Slovenian Book Fair moves online
LJUBLJANA - The Slovenian Book Fair opened today, for the first time as an online event. The week-long celebration of books features a virtual fair showcasing 97 publishers and more than 100 online events. Spain is the guest of honour and Novo Mesto is the city in the spotlight. The the country's main book event, held for the 36th year, opened with a literary event whose keynote was delivered by Niko Grafenauer, a poet celebrating his 80th birthday.
Climbing: Jernej Kruder claims European bouldering title
MOSCOW, Russia - Slovenian sports climber Jernej Kruder became the new European bouldering champion in Moscow, claiming the first ever European title for Slovenian men's climbing. Kruder, who will turn 30 on 5 December, so far had a silver medal from the 2014 World Championship and the overall Bouldering World Cup win in 2018 to show for himself. He won the World Cup event in Moscow last year and sealed the title today before even attempting the final boulder problem. This is already the 24th medal for Slovenia at European Championships, with Slovenian climbers grabbing at least one medal at ten consecutive championships ever since 2002.
Drug smuggler gets five years behind bars
KRANJ - The Kranj District Court sentenced to five years in prison a member of a ring that is believed to have smuggled around 50 kilos of heroin and undetermined amounts of cocaine and cannabis from Ljubljana to Austria's Klagenfurt a few years ago. While two members of the ring, Saša Gavrić and Saša Stojnić, confessed to the crime in Slovenia in 2016 and got four and three years in prison, respectively, 33-year-old Dalibor Pejić had been on the run for a few years until last December's arrest. The drug trafficking ring was busted in 2015, when nine suspects were processed in Slovenia and around 40 in Austria. Two were sentenced to prison in Austria.

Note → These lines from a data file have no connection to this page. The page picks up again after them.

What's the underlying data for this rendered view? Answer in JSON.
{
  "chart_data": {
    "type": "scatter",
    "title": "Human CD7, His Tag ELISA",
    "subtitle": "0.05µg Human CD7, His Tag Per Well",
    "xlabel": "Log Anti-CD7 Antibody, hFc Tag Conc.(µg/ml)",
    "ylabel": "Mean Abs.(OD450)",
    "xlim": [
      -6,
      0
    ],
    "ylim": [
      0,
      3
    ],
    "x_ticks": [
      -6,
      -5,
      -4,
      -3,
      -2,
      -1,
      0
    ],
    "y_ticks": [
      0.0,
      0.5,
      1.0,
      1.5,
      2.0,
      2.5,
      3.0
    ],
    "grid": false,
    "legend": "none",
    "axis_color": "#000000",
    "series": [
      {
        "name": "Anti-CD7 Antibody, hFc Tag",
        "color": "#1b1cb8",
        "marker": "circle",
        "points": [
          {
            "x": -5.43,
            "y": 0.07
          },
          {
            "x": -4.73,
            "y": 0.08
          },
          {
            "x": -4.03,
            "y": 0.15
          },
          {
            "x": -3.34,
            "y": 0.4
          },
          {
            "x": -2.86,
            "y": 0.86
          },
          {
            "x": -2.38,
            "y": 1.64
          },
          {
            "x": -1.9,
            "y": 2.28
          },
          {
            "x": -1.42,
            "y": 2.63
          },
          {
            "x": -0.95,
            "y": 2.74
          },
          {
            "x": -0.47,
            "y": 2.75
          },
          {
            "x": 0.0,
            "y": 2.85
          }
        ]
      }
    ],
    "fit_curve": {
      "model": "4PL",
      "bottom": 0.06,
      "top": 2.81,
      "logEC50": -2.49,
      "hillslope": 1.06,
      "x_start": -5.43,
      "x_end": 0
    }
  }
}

Man lived with corpse for years, collected pension
LJUBLJANA - A 67-year-old man from Ljubljana has been charged with multiple counts of crime after police discovered he had been hiding the corpse of a relative for several years and collected her pension. While the police would not specify, several media reports suggest the man lived with the corpse of his mother, who would have been 97 now, and prevented other relatives from having any contact with the argument that she did not wish to see them.